O ex-presidente do Kosovo, Hashim Thaci, foi declarado culpado de crimes de guerra, incluindo homicídio, tortura e detenção ilegal, pelo tribunal de crimes da guerra do Kosovo em Haia, na quarta-feira (16).
Thaci, de 58 anos, foi condenado a 25 anos de prisão por crimes cometidos enquanto era o principal comandante do ELK (Exército de Libertação do Kosovo), de maioria étnica albanesa, durante a violenta separação do território da Sérvia, entre 1998 e 1999.

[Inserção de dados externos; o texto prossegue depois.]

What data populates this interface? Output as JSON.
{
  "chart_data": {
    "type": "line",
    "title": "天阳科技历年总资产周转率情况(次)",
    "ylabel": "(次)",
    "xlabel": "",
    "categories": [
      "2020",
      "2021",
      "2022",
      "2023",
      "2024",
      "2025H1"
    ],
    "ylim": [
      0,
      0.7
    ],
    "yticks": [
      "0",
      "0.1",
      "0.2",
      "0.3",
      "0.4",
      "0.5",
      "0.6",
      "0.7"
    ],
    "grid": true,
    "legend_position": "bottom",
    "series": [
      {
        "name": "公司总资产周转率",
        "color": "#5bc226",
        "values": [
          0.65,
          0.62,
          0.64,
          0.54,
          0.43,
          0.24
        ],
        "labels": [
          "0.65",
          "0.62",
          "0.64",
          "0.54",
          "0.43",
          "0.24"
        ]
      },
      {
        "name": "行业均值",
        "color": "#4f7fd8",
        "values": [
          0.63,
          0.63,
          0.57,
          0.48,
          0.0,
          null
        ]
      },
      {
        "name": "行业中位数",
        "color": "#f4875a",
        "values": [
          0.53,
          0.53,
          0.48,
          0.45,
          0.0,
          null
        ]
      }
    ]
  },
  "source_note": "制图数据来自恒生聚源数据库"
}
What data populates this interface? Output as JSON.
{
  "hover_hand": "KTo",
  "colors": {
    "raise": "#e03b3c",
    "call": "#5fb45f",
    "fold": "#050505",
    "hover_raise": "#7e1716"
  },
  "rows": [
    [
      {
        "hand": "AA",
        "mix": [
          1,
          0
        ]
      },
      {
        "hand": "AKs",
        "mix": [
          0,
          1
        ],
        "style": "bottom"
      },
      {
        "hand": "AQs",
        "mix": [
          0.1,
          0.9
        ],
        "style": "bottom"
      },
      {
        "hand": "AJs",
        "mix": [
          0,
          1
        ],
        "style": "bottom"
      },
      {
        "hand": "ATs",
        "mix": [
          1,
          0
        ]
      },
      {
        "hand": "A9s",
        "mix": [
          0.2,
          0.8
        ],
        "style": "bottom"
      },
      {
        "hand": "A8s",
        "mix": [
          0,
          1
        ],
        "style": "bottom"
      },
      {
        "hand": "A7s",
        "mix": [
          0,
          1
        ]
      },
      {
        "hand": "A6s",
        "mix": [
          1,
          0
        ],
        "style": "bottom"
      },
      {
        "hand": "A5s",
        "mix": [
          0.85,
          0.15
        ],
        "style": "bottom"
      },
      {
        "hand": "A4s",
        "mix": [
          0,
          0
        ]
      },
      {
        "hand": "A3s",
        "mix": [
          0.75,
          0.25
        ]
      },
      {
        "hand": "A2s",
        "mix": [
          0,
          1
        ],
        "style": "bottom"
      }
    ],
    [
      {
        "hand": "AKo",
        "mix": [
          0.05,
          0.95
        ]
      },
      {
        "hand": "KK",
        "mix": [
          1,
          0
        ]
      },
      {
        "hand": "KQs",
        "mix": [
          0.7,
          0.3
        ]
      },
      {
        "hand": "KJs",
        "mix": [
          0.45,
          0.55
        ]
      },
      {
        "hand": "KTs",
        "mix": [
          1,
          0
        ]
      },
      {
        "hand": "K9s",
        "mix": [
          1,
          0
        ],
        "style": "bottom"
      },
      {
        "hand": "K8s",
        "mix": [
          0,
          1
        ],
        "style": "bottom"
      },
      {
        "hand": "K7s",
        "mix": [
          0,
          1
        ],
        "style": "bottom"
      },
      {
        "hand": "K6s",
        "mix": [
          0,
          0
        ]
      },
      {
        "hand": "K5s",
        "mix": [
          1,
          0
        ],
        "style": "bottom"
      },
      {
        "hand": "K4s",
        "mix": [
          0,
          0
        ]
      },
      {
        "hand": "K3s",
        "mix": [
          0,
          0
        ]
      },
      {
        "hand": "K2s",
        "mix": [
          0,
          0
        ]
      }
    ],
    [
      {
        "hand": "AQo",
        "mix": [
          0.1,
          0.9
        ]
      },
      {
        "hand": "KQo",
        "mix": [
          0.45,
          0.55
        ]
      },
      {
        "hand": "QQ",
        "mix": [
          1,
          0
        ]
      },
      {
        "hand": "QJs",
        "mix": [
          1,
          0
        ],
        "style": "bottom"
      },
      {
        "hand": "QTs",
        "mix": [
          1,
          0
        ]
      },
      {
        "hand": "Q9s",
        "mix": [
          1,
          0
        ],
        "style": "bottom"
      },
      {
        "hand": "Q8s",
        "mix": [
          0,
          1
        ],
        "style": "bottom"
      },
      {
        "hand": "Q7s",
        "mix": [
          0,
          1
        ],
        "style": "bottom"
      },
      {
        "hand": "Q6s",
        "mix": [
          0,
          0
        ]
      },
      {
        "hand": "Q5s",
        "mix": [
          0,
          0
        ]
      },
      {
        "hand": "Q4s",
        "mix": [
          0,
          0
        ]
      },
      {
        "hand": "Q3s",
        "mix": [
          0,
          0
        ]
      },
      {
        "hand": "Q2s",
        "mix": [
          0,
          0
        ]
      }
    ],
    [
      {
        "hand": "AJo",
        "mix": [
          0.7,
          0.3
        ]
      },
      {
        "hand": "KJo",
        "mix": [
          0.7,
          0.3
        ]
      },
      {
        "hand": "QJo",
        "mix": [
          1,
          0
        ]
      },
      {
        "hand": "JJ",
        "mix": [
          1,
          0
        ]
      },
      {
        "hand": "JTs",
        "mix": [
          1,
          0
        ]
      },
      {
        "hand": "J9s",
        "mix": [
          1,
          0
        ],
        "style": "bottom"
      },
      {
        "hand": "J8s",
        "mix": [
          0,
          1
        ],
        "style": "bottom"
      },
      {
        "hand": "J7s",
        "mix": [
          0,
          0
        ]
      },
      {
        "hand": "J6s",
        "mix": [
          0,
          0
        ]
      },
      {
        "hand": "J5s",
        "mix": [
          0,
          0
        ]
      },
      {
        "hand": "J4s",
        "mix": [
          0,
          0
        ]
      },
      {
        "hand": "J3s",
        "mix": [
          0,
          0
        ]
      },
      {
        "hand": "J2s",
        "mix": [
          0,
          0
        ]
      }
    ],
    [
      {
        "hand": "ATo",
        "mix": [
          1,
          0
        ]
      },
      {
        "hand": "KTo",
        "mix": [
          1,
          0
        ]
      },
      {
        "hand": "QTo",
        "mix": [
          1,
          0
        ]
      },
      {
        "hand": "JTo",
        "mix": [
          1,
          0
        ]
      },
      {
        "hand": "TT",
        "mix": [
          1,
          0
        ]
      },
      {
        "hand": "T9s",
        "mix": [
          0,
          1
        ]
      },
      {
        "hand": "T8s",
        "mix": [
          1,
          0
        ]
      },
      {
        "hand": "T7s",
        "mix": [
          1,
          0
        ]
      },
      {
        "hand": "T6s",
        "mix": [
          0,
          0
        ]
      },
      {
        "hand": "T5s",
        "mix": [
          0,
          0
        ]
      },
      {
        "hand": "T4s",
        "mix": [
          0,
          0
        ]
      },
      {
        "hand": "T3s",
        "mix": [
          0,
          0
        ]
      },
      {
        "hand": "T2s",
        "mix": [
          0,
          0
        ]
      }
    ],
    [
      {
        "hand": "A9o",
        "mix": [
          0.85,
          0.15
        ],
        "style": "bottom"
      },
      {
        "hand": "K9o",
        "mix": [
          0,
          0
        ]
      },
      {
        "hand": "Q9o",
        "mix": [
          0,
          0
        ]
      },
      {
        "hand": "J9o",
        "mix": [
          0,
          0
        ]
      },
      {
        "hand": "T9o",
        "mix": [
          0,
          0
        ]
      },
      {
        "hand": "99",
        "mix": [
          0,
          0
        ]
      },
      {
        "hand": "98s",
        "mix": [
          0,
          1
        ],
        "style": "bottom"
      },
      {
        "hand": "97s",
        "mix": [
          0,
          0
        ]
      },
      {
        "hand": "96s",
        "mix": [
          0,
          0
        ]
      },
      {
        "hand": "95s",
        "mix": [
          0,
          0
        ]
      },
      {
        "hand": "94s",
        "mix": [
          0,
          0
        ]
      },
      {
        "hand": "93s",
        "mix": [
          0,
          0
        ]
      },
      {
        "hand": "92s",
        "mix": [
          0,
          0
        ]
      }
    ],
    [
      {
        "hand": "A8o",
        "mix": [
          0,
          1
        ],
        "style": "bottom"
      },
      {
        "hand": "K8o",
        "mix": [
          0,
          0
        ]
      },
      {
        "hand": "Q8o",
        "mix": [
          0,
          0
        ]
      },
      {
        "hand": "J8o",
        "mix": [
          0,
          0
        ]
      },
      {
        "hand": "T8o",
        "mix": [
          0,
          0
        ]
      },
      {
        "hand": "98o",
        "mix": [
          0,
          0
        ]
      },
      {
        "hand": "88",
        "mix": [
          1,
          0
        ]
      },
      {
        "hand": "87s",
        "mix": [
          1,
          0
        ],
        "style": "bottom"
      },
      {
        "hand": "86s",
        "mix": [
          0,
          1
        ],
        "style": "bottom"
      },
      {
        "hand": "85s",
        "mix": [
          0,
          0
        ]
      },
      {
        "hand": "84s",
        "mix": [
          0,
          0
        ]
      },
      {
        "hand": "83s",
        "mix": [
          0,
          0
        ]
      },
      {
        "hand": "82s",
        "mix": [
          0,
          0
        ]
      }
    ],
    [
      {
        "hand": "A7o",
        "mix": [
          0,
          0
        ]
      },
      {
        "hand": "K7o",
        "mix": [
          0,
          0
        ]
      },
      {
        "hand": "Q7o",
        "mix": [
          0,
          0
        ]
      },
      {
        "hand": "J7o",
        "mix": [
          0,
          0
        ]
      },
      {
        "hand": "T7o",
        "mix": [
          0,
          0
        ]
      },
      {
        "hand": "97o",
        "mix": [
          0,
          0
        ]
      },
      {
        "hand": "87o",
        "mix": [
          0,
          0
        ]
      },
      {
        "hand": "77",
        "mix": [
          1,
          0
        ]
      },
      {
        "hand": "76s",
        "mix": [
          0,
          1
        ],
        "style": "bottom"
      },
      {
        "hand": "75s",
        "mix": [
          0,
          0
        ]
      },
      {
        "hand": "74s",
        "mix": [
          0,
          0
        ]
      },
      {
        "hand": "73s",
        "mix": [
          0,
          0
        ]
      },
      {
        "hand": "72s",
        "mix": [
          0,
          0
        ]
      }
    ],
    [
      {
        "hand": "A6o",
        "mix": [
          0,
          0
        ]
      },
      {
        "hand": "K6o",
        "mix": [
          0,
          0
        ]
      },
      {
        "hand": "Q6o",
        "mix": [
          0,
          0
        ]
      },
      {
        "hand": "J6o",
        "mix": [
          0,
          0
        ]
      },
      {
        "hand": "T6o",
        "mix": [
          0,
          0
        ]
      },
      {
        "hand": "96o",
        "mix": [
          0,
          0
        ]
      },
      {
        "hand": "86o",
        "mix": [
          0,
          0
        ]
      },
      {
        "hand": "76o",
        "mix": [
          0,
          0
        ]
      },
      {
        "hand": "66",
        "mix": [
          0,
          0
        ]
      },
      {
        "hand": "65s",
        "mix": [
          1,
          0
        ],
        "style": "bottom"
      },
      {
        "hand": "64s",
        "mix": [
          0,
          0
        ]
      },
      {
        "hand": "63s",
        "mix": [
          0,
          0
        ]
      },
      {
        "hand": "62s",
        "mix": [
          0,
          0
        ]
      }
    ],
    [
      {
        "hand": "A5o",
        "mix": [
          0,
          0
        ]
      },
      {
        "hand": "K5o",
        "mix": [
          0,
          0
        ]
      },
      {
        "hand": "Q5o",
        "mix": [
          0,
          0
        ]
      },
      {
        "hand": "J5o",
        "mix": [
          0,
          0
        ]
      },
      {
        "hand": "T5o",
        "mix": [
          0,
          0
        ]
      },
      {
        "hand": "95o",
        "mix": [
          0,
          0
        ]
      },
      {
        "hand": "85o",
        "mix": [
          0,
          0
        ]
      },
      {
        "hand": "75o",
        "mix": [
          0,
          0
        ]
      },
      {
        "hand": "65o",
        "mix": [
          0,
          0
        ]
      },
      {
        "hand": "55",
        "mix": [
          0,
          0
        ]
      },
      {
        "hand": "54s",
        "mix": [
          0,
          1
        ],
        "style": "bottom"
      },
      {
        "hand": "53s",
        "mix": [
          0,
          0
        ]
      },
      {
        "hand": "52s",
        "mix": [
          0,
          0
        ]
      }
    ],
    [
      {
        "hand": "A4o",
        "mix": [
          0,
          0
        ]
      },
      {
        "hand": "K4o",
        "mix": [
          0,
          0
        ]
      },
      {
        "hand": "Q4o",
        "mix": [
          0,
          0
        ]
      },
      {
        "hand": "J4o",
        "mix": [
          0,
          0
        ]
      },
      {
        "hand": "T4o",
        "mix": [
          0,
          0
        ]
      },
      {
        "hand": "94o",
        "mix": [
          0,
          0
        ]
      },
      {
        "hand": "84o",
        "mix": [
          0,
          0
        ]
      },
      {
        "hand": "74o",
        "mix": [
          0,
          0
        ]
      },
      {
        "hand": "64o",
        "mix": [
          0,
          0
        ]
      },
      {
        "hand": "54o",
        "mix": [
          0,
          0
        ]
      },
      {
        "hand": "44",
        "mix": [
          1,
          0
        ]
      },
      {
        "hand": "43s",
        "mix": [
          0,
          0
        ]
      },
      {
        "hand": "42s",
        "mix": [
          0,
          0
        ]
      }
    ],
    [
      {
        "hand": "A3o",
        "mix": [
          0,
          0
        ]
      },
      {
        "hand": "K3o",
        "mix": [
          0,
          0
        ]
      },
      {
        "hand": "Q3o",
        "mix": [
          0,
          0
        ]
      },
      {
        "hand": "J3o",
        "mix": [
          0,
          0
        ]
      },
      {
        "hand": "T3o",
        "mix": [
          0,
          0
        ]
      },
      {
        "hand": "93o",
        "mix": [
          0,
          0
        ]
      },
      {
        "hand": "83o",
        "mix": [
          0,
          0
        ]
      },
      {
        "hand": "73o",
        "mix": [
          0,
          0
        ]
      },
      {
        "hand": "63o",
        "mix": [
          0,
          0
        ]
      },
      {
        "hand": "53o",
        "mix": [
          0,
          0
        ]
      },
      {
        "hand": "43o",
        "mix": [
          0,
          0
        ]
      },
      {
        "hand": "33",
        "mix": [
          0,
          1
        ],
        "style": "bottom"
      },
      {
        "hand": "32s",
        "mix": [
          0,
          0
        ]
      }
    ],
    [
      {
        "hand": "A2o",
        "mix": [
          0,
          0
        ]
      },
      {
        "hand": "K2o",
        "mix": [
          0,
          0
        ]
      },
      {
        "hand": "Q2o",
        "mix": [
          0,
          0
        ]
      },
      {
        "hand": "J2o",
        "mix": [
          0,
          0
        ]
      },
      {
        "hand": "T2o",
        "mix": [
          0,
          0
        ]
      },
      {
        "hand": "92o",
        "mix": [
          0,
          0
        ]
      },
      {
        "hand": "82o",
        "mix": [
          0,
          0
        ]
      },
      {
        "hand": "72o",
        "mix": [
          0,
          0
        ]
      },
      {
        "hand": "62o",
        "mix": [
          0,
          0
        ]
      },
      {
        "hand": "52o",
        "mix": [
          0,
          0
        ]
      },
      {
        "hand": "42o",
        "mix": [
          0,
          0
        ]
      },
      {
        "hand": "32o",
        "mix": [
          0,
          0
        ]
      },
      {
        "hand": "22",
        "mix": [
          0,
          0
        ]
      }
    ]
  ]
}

A decisão foi acompanhada de perto em ambos os territórios, onde o legado do conflito e a posterior declaração de independência do Kosovo, em 2008, continuam sendo fonte de tensão entre albaneses e sérvios. No Kosovo, a sentença foi criticada por ser considerada excessivamente rigorosa, enquanto, em Haia, apoiadores do ex-presidente entraram em confronto breve com a polícia.
O tribunal declarou Thaci culpado pelo assassinato de 96 opositores políticos e pessoas consideradas colaboradoras das forças de segurança sérvias, executado por forças do Exército de Libertação do Kosovo durante o conflito.
Ele também foi condenado pela detenção ilegal e arbitrária de 385 pessoas, pela tortura de 303 pessoas e pelo tratamento cruel dispensado a 49 pessoas. Nenhuma das vítimas participava ativamente das hostilidades no momento em que os crimes foram cometidos, acrescentou o tribunal.
A corte afirmou que Thaci participou ativamente e incentivou crimes como parte de uma “empresa criminosa conjunta” com um plano comum.